The blowing up of the docks was controlled by circumstances. It was hoped to level at a crash the entire works by a simultaneous burst of the whole magazines. The intention, however, was shown to be abortive by the constant intrusion of water into the mines, which necessitated the less striking resort to a piecemeal demolition. The explosions were numerous, but three or four large ones were ventured which amply repaid by their success the risk of the experiments. Several failures took place, as was natural in an undertaking so great, from the unavoidable dampness of the powder and accidents to the agencies of ignition. The quantity of powder used was 49,384 lbs. or more than 22 tons! On the 6th of February the last explosion took place, and the memorable docks of Sebastopol were numbered with the structures of the past.

Who could look over the ruins without melancholy reflections on the insignificant origin of such a catastrophe? At an outlay of treasure that would have made an ordinary kingdom bankrupt those once superb docks were built. It took years to construct them, but a few months were more than enough to blot them out of the roll of Russian wonders! Uprooted from their foundations and tumbled over in the hollows, scarcely any two blocks maintained their former fellowship.

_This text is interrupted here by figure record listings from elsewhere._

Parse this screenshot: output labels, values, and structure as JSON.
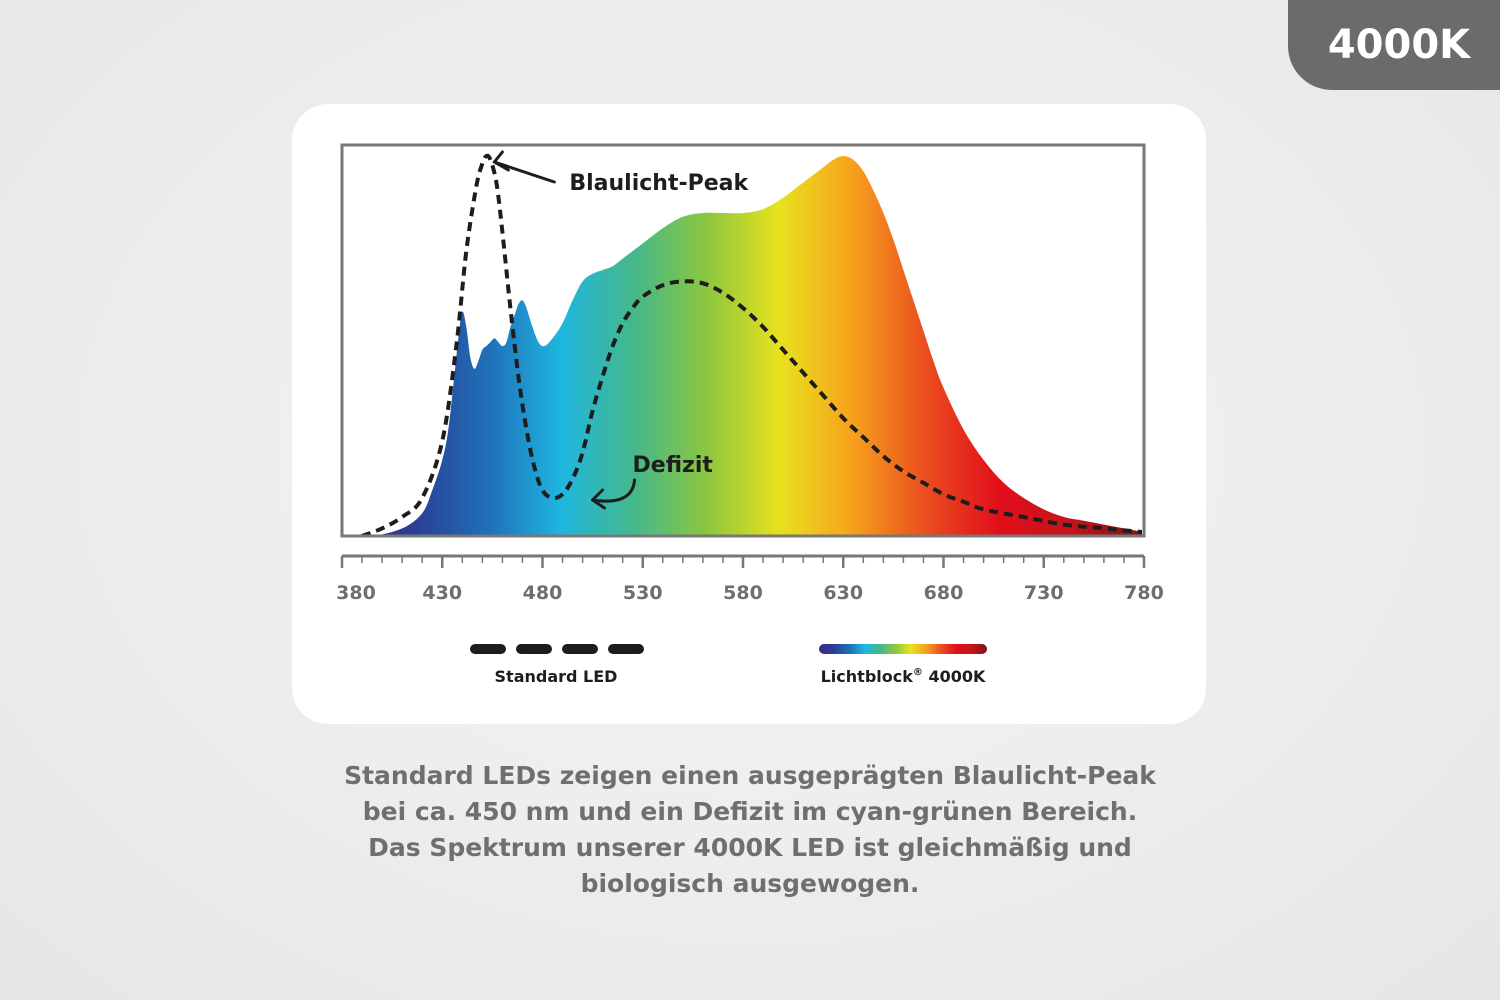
{
  "badge": {
    "label": "4000K"
  },
  "chart_data": {
    "type": "line",
    "xlabel": "",
    "ylabel": "",
    "xlim": [
      380,
      780
    ],
    "x_ticks": [
      380,
      430,
      480,
      530,
      580,
      630,
      680,
      730,
      780
    ],
    "y_ticks_shown": false,
    "grid": false,
    "series": [
      {
        "name": "Standard LED",
        "style": "dashed",
        "color": "#1d1d1d",
        "x": [
          390,
          400,
          410,
          420,
          430,
          437,
          442,
          447,
          450,
          452,
          454,
          457,
          460,
          464,
          468,
          472,
          476,
          480,
          485,
          490,
          495,
          500,
          505,
          510,
          515,
          520,
          525,
          530,
          540,
          550,
          560,
          570,
          580,
          590,
          600,
          610,
          620,
          630,
          640,
          650,
          660,
          670,
          680,
          690,
          700,
          720,
          740,
          760,
          780
        ],
        "y": [
          0.0,
          0.02,
          0.05,
          0.1,
          0.25,
          0.5,
          0.75,
          0.92,
          0.98,
          1.0,
          0.99,
          0.93,
          0.8,
          0.6,
          0.42,
          0.28,
          0.18,
          0.12,
          0.1,
          0.11,
          0.15,
          0.22,
          0.33,
          0.42,
          0.5,
          0.56,
          0.6,
          0.63,
          0.66,
          0.67,
          0.665,
          0.64,
          0.6,
          0.55,
          0.49,
          0.43,
          0.37,
          0.31,
          0.26,
          0.21,
          0.17,
          0.14,
          0.11,
          0.09,
          0.07,
          0.05,
          0.03,
          0.02,
          0.01
        ]
      },
      {
        "name": "Lichtblock® 4000K",
        "style": "spectrum-filled",
        "x": [
          380,
          395,
          410,
          420,
          425,
          430,
          433,
          436,
          438,
          440,
          442,
          444,
          446,
          448,
          450,
          452,
          454,
          456,
          458,
          460,
          462,
          464,
          466,
          468,
          470,
          472,
          475,
          478,
          481,
          485,
          490,
          495,
          500,
          505,
          510,
          515,
          520,
          525,
          530,
          540,
          550,
          560,
          570,
          580,
          590,
          600,
          605,
          610,
          615,
          620,
          625,
          630,
          635,
          640,
          645,
          650,
          655,
          660,
          665,
          670,
          675,
          680,
          690,
          700,
          710,
          720,
          730,
          740,
          750,
          760,
          770,
          780
        ],
        "y": [
          0.0,
          0.0,
          0.02,
          0.06,
          0.12,
          0.2,
          0.28,
          0.42,
          0.52,
          0.59,
          0.55,
          0.47,
          0.44,
          0.46,
          0.49,
          0.5,
          0.51,
          0.52,
          0.51,
          0.5,
          0.51,
          0.55,
          0.58,
          0.61,
          0.62,
          0.6,
          0.55,
          0.51,
          0.5,
          0.52,
          0.56,
          0.62,
          0.67,
          0.69,
          0.7,
          0.71,
          0.73,
          0.75,
          0.77,
          0.81,
          0.84,
          0.85,
          0.85,
          0.85,
          0.86,
          0.89,
          0.91,
          0.93,
          0.95,
          0.97,
          0.99,
          1.0,
          0.99,
          0.96,
          0.91,
          0.85,
          0.78,
          0.7,
          0.62,
          0.54,
          0.46,
          0.39,
          0.28,
          0.2,
          0.14,
          0.1,
          0.07,
          0.05,
          0.04,
          0.03,
          0.02,
          0.01
        ]
      }
    ],
    "annotations": [
      {
        "text": "Blaulicht-Peak",
        "x": 452,
        "y": 1.0
      },
      {
        "text": "Defizit",
        "x": 490,
        "y": 0.1
      }
    ],
    "legend": {
      "placement": "bottom",
      "items": [
        {
          "label": "Standard LED",
          "symbol": "dashed-line"
        },
        {
          "label": "Lichtblock",
          "superscript": "®",
          "label_suffix": " 4000K",
          "symbol": "spectrum-bar"
        }
      ]
    },
    "spectrum_colors": [
      "#3a2a87",
      "#2b3f94",
      "#1f6fb8",
      "#1fb6e0",
      "#45b88a",
      "#8cc63f",
      "#e8e21e",
      "#f6a21c",
      "#ea4e1f",
      "#e20f1b",
      "#c3141b",
      "#7a1416"
    ]
  },
  "caption": {
    "lines": [
      "Standard LEDs zeigen einen ausgeprägten Blaulicht-Peak",
      "bei ca. 450 nm und ein Defizit im cyan-grünen Bereich.",
      "Das Spektrum unserer 4000K LED ist gleichmäßig und",
      "biologisch ausgewogen."
    ]
  }
}
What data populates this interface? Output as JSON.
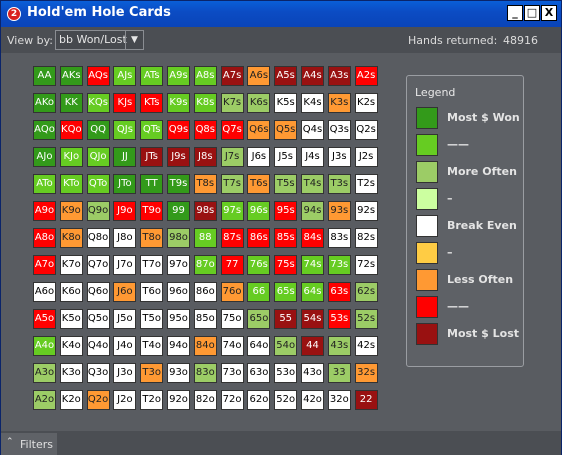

Counterforts, copings, quoins, steps, and the general masonry were broken up and hurtled into strange heaps. Mingled with the tumuli were fractured beams and timbers, massive frames, and portions of the ponderous gates. Here and there were torn sheets of iron, splintered pintels, fragments of heavy posts, broken ribs, and bolts like crowbars, with clump heads as large as sledge-hammers. Sticking up in the confusion were the angles of mammoth blocks of granite, some red, some blue, which by their garish aspect in the midst of so much devastation gave a play of vividness to the desolation. All that remained were a few dingy cantles of wall smoked by the explosions tottering upon the corners of some broken steps, waiting for a gust[gust] of wind to blow them down. As if to remind one of the incalculable loss to which the aggressive pride of Russia had given rise, there in all their vastness stood the scarps of the hills in which the overthrown docks had been reared. Fissured and caved they resembled frowning cliffs eaten away by a surging sea and the wear of centuries. Blackened craters and chasms intervened among the piles of fallen greatness and helped to augment the sternness and solitude of a demolition which was as complete as engineering skill could make it.

Beyond the ailments induced by wet, cold, and fatigue, the sappers quitted the docks, having suffered but triflingly from accidents. Private William Harvey was injured while at the bottom of a shaft by a man of the 18th regiment falling on him. A private of that regiment fell, on the 10th December, at night, into a pit upwards of thirteen feet deep and three parts full of water. His breast struck against an obstruction, which took away his consciousness. Corporal Cray, whose recklessness of self repeatedly gained him praise, descended the shaft to rescue the miner. The water was thick and discoloured with clay. Unable to feel the man, he was obliged to come up to recover breath. The second descent took him to the end of one gallery without success, and the third gave him the only hope of finding him in the other gallery. The struggles of the linesman had carried him in that direction, and Cray, almost exhausted, bore him to the top of the shaft, but life was extinct. Cray—poor fellow—ready in every danger, and foremost in many, was not, though he had escaped often and strangely, invulnerable against exposure, and the result of his gallant efforts was an attack which, reducing his voice to the feebleness of a whisper, sent him an invalid to England.